Product News and Recalls

$151 Million Bellwether Hip Implant Verdict Overturned on Appeal

bellwether hip implant trial verdict overturnedWhat began as a $500 million verdict in five plaintiffs’ favors in 2016 and was later cut to $151 million has now been reduced to nothing. At the same time, Johnson & Johnson – once on the losing side of a significant decision in a bellwether trial over its DePuy division’s Pinnacle hip implants – can take a case out of the “loss” column for now.

The verdict came as the result of one of several bellwether trials regarding the Pinnacle hip implant tried before U.S. District Judge Edward Kinkeade in recent years. And, while Judge Kinkeade had previously cut amounts awarded by juries in these trials based on provisions in Texas law, he largely left the verdicts themselves untouched. This is to say that while the dollar amounts awarded to victims may have run afoul of what could be allowed, the blame itself still stood with DePuy. Juries found that Johnson & Johnson Pinnacle hip implants are defective in their design and the judge did not make any rulings disputing that as fact.

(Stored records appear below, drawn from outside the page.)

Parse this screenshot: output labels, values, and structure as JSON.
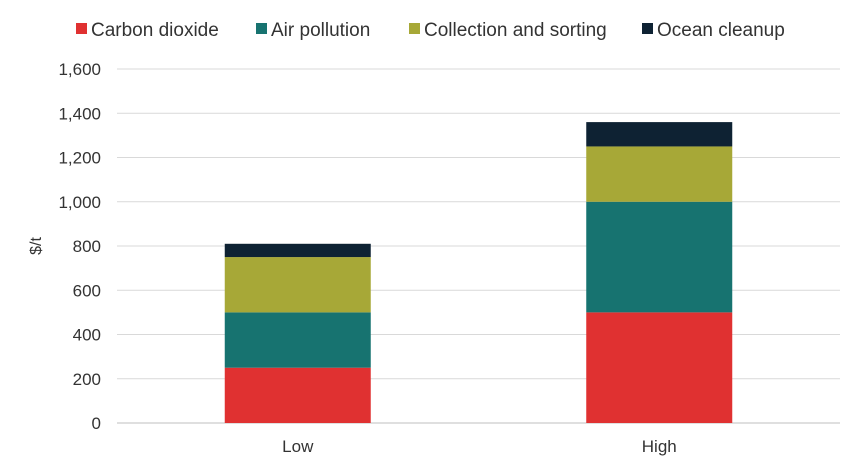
{
  "chart_data": {
    "type": "bar",
    "stacked": true,
    "title": "",
    "xlabel": "",
    "ylabel": "$/t",
    "categories": [
      "Low",
      "High"
    ],
    "ylim": [
      0,
      1600
    ],
    "yticks": [
      0,
      200,
      400,
      600,
      800,
      1000,
      1200,
      1400,
      1600
    ],
    "ytick_labels": [
      "0",
      "200",
      "400",
      "600",
      "800",
      "1,000",
      "1,200",
      "1,400",
      "1,600"
    ],
    "grid": true,
    "legend_position": "top",
    "series": [
      {
        "name": "Carbon dioxide",
        "color": "#e03131",
        "values": [
          250,
          500
        ]
      },
      {
        "name": "Air pollution",
        "color": "#177370",
        "values": [
          250,
          500
        ]
      },
      {
        "name": "Collection and sorting",
        "color": "#a7a837",
        "values": [
          250,
          250
        ]
      },
      {
        "name": "Ocean cleanup",
        "color": "#0e2233",
        "values": [
          60,
          110
        ]
      }
    ]
  }
}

A three-judge appellate panel of the 5th U.S. Circuit Court of Appeals has, however, overturned the $151 million ruling and called for an entirely new trial based on “deceptions” perpetrated by the plaintiffs’ lawyer and Judge Kinkeade’s evidentiary rulings.

Writing on behalf of the panel, U.S. Circuit Judge Jerry Smith primarily cited “inflammatory character evidence” that Judge Kinkeade allowed the plaintiffs’ lawyer to present. Among the “most problematic” of these, the judge wrote, was the inclusion of the company’s 2011 settlement agreement paid to resolve allegations of foreign bribery – particularly payments Johnson & Johnson allegedly made to “henchmen” of former Iraqi dictator Saddam Hussein.

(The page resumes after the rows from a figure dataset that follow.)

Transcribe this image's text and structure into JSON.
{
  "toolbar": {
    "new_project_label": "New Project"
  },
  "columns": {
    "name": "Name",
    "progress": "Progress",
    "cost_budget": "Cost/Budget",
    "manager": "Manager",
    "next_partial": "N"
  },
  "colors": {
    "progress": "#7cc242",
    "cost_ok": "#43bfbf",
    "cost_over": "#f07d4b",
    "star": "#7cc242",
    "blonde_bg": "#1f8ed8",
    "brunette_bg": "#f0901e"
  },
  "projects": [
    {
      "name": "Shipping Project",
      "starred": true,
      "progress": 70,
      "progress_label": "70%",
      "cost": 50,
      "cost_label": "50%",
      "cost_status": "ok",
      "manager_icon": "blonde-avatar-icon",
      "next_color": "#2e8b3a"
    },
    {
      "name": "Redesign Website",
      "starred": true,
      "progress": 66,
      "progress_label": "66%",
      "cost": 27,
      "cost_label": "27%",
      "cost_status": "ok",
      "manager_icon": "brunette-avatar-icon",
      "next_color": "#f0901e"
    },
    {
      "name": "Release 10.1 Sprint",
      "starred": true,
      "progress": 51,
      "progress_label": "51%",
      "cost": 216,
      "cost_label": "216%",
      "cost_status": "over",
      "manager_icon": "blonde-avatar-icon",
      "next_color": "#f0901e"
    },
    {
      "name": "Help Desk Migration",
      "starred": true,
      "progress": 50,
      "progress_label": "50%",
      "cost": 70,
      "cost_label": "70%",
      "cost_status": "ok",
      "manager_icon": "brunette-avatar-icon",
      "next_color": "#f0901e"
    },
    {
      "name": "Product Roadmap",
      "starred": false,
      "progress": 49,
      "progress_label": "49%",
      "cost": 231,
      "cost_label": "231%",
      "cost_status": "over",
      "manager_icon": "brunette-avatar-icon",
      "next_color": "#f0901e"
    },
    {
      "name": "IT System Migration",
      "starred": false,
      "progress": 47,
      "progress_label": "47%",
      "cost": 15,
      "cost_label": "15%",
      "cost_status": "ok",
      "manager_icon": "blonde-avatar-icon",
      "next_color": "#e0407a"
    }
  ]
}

In addition, Judge Smith asserted that two of the five plaintiffs never presented evidence that their treating physicians ever actually saw DePuy’s warnings about the implants, and therefore could not possibly have come to a judgement over the adequacy or inadequacy of those warnings.

The plaintiffs will not seek an appeal of the appellate court’s decision and are instead preparing for a retrial – a decision that Johnson & Johnson’s attorneys appear to be welcoming. After all, when some 10,000 hip implant lawsuits are lined up and all of them claim that one of your products introduced significant pain and suffering into their lives, what’s one more?

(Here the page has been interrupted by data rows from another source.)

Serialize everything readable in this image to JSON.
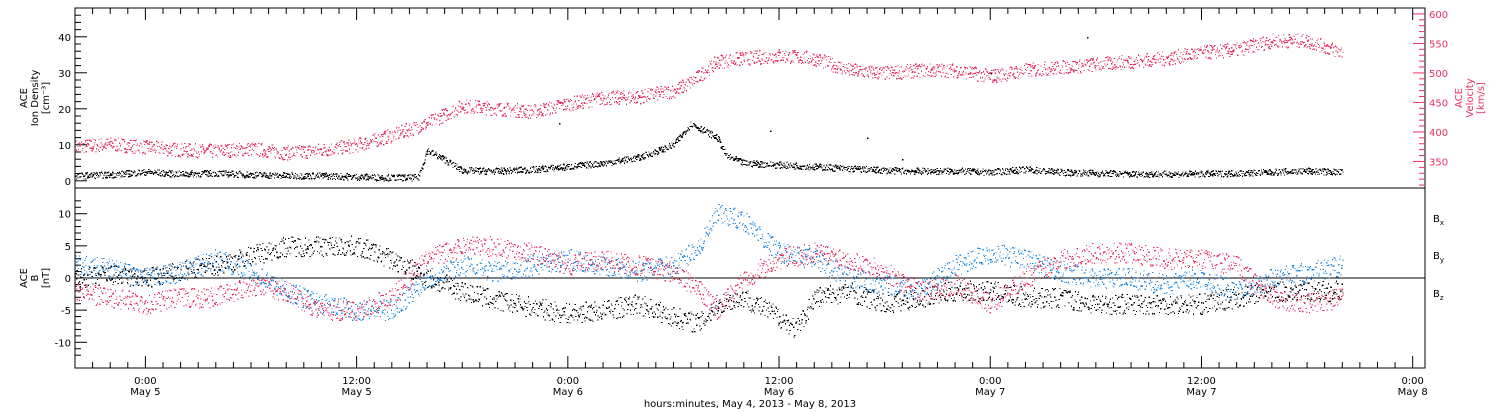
{
  "colors": {
    "black": "#000000",
    "pink": "#e8315f",
    "blue": "#1e88e5"
  },
  "chart_data": [
    {
      "type": "scatter",
      "panel": "top",
      "xlabel": "hours:minutes, May  4, 2013 - May  8, 2013",
      "x_ticks": [
        {
          "hour": 24,
          "time": "0:00",
          "day": "May 5"
        },
        {
          "hour": 36,
          "time": "12:00",
          "day": "May 5"
        },
        {
          "hour": 48,
          "time": "0:00",
          "day": "May 6"
        },
        {
          "hour": 60,
          "time": "12:00",
          "day": "May 6"
        },
        {
          "hour": 72,
          "time": "0:00",
          "day": "May 7"
        },
        {
          "hour": 84,
          "time": "12:00",
          "day": "May 7"
        },
        {
          "hour": 96,
          "time": "0:00",
          "day": "May 8"
        }
      ],
      "xlim": [
        20.0,
        96.7
      ],
      "left_axis": {
        "label_lines": [
          "ACE",
          "Ion Density",
          "[cm⁻³]"
        ],
        "ylim": [
          -2,
          48
        ],
        "ticks": [
          0,
          10,
          20,
          30,
          40
        ]
      },
      "right_axis": {
        "label_lines": [
          "ACE",
          "Velocity",
          "[km/s]"
        ],
        "ylim": [
          305,
          610
        ],
        "ticks": [
          350,
          400,
          450,
          500,
          550,
          600
        ]
      },
      "series": [
        {
          "axis": "left",
          "color": "#000000",
          "points": [
            [
              20,
              1.5
            ],
            [
              22,
              1.8
            ],
            [
              24,
              2.5
            ],
            [
              26,
              2.0
            ],
            [
              28,
              2.2
            ],
            [
              30,
              1.8
            ],
            [
              32,
              1.5
            ],
            [
              34,
              1.5
            ],
            [
              36,
              1.2
            ],
            [
              38,
              1.0
            ],
            [
              39.5,
              1.0
            ],
            [
              40,
              8.5
            ],
            [
              41,
              6.0
            ],
            [
              42,
              3.0
            ],
            [
              44,
              2.8
            ],
            [
              46,
              3.2
            ],
            [
              48,
              4.0
            ],
            [
              50,
              5.0
            ],
            [
              52,
              6.5
            ],
            [
              54,
              10.0
            ],
            [
              55,
              16.0
            ],
            [
              56.5,
              12.0
            ],
            [
              57,
              7.0
            ],
            [
              58,
              5.0
            ],
            [
              60,
              4.5
            ],
            [
              62,
              4.0
            ],
            [
              64,
              3.5
            ],
            [
              66,
              3.0
            ],
            [
              68,
              2.8
            ],
            [
              70,
              2.8
            ],
            [
              72,
              2.5
            ],
            [
              74,
              3.2
            ],
            [
              76,
              2.5
            ],
            [
              78,
              2.2
            ],
            [
              80,
              2.0
            ],
            [
              82,
              2.0
            ],
            [
              84,
              2.0
            ],
            [
              86,
              2.2
            ],
            [
              88,
              2.5
            ],
            [
              90,
              2.8
            ],
            [
              92,
              2.5
            ]
          ]
        },
        {
          "axis": "right",
          "color": "#e8315f",
          "points": [
            [
              20,
              375
            ],
            [
              22,
              380
            ],
            [
              24,
              375
            ],
            [
              26,
              370
            ],
            [
              28,
              368
            ],
            [
              30,
              372
            ],
            [
              32,
              365
            ],
            [
              34,
              370
            ],
            [
              36,
              378
            ],
            [
              38,
              395
            ],
            [
              40,
              415
            ],
            [
              42,
              445
            ],
            [
              44,
              440
            ],
            [
              46,
              435
            ],
            [
              48,
              448
            ],
            [
              50,
              458
            ],
            [
              52,
              460
            ],
            [
              54,
              470
            ],
            [
              55,
              485
            ],
            [
              56.5,
              520
            ],
            [
              58,
              525
            ],
            [
              60,
              530
            ],
            [
              62,
              525
            ],
            [
              64,
              505
            ],
            [
              66,
              500
            ],
            [
              68,
              505
            ],
            [
              70,
              505
            ],
            [
              72,
              495
            ],
            [
              74,
              505
            ],
            [
              76,
              510
            ],
            [
              78,
              515
            ],
            [
              80,
              520
            ],
            [
              82,
              525
            ],
            [
              84,
              535
            ],
            [
              86,
              540
            ],
            [
              88,
              555
            ],
            [
              90,
              555
            ],
            [
              92,
              535
            ]
          ]
        }
      ]
    },
    {
      "type": "scatter",
      "panel": "bottom",
      "left_axis": {
        "label_lines": [
          "ACE",
          "B",
          "[nT]"
        ],
        "ylim": [
          -14,
          14
        ],
        "ticks": [
          -10,
          -5,
          0,
          5,
          10
        ]
      },
      "legend": [
        {
          "label": "B",
          "sub": "x",
          "color": "#000000"
        },
        {
          "label": "B",
          "sub": "y",
          "color": "#1e88e5"
        },
        {
          "label": "B",
          "sub": "z",
          "color": "#e8315f"
        }
      ],
      "series": [
        {
          "name": "Bx",
          "color": "#000000",
          "points": [
            [
              20,
              0
            ],
            [
              22,
              0.5
            ],
            [
              24,
              0
            ],
            [
              26,
              1
            ],
            [
              28,
              2
            ],
            [
              30,
              3.5
            ],
            [
              32,
              5
            ],
            [
              34,
              5
            ],
            [
              36,
              5
            ],
            [
              38,
              3
            ],
            [
              40,
              0
            ],
            [
              42,
              -2
            ],
            [
              44,
              -3.5
            ],
            [
              46,
              -4.5
            ],
            [
              48,
              -5.5
            ],
            [
              50,
              -5
            ],
            [
              52,
              -4
            ],
            [
              54,
              -6
            ],
            [
              55.5,
              -7
            ],
            [
              56.5,
              -4
            ],
            [
              58,
              -3
            ],
            [
              60,
              -6
            ],
            [
              61,
              -8
            ],
            [
              62,
              -3
            ],
            [
              64,
              -2
            ],
            [
              66,
              -4
            ],
            [
              68,
              -3
            ],
            [
              70,
              -2
            ],
            [
              72,
              -2
            ],
            [
              74,
              -3
            ],
            [
              76,
              -3
            ],
            [
              78,
              -4
            ],
            [
              80,
              -4
            ],
            [
              82,
              -4
            ],
            [
              84,
              -4
            ],
            [
              86,
              -3
            ],
            [
              88,
              -2
            ],
            [
              90,
              -2
            ],
            [
              92,
              -2
            ]
          ]
        },
        {
          "name": "By",
          "color": "#1e88e5",
          "points": [
            [
              20,
              2
            ],
            [
              22,
              1.5
            ],
            [
              24,
              0
            ],
            [
              26,
              1
            ],
            [
              28,
              3
            ],
            [
              30,
              1
            ],
            [
              32,
              -2
            ],
            [
              34,
              -4
            ],
            [
              36,
              -5
            ],
            [
              38,
              -5
            ],
            [
              40,
              0
            ],
            [
              42,
              2
            ],
            [
              44,
              1
            ],
            [
              46,
              2
            ],
            [
              48,
              3
            ],
            [
              50,
              2
            ],
            [
              52,
              1
            ],
            [
              54,
              2
            ],
            [
              55.5,
              5
            ],
            [
              56.5,
              10
            ],
            [
              58,
              9
            ],
            [
              60,
              4
            ],
            [
              62,
              3
            ],
            [
              64,
              0
            ],
            [
              66,
              -1
            ],
            [
              68,
              -2
            ],
            [
              70,
              2
            ],
            [
              72,
              4
            ],
            [
              74,
              3
            ],
            [
              76,
              1
            ],
            [
              78,
              0
            ],
            [
              80,
              0
            ],
            [
              82,
              -1
            ],
            [
              84,
              0
            ],
            [
              86,
              -2
            ],
            [
              88,
              0
            ],
            [
              90,
              1
            ],
            [
              92,
              2
            ]
          ]
        },
        {
          "name": "Bz",
          "color": "#e8315f",
          "points": [
            [
              20,
              -2
            ],
            [
              22,
              -3
            ],
            [
              24,
              -4
            ],
            [
              26,
              -3
            ],
            [
              28,
              -3
            ],
            [
              30,
              -1
            ],
            [
              32,
              -2
            ],
            [
              34,
              -5
            ],
            [
              36,
              -5
            ],
            [
              38,
              -3
            ],
            [
              40,
              3
            ],
            [
              42,
              5
            ],
            [
              44,
              5
            ],
            [
              46,
              4
            ],
            [
              48,
              2
            ],
            [
              50,
              3
            ],
            [
              52,
              2
            ],
            [
              54,
              1
            ],
            [
              55.5,
              -2
            ],
            [
              56.5,
              -5
            ],
            [
              58,
              0
            ],
            [
              60,
              3
            ],
            [
              62,
              4
            ],
            [
              64,
              3
            ],
            [
              66,
              1
            ],
            [
              68,
              -2
            ],
            [
              70,
              -1
            ],
            [
              72,
              -4
            ],
            [
              74,
              0
            ],
            [
              76,
              3
            ],
            [
              78,
              4
            ],
            [
              80,
              4
            ],
            [
              82,
              3
            ],
            [
              84,
              3
            ],
            [
              86,
              2
            ],
            [
              88,
              -3
            ],
            [
              90,
              -4
            ],
            [
              92,
              -3
            ]
          ]
        }
      ]
    }
  ]
}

While the inclusion of Johnson & Johnson’s payoffs to foreign governments was deemed to be inappropriate in the case, the behavior does not appear to be out of character for the corporation or those with whom it associates itself. The FBI has become involved in the DePuy matter over claims of witness tampering. Judge Kinkeade requested FBI and U.S. Attorney’s Office involvement after a doctor serving as an expert witness in the case submitted a sworn affidavit claiming that his medical practice had been threatened by a DePuy sales representative while he was scrubbing in for surgery. It is not the first time such behavior has been observed, as the plaintiffs’ lawyer claims to have personally “seen DePuy work to destroy the practices of witnesses who dare testify against them.”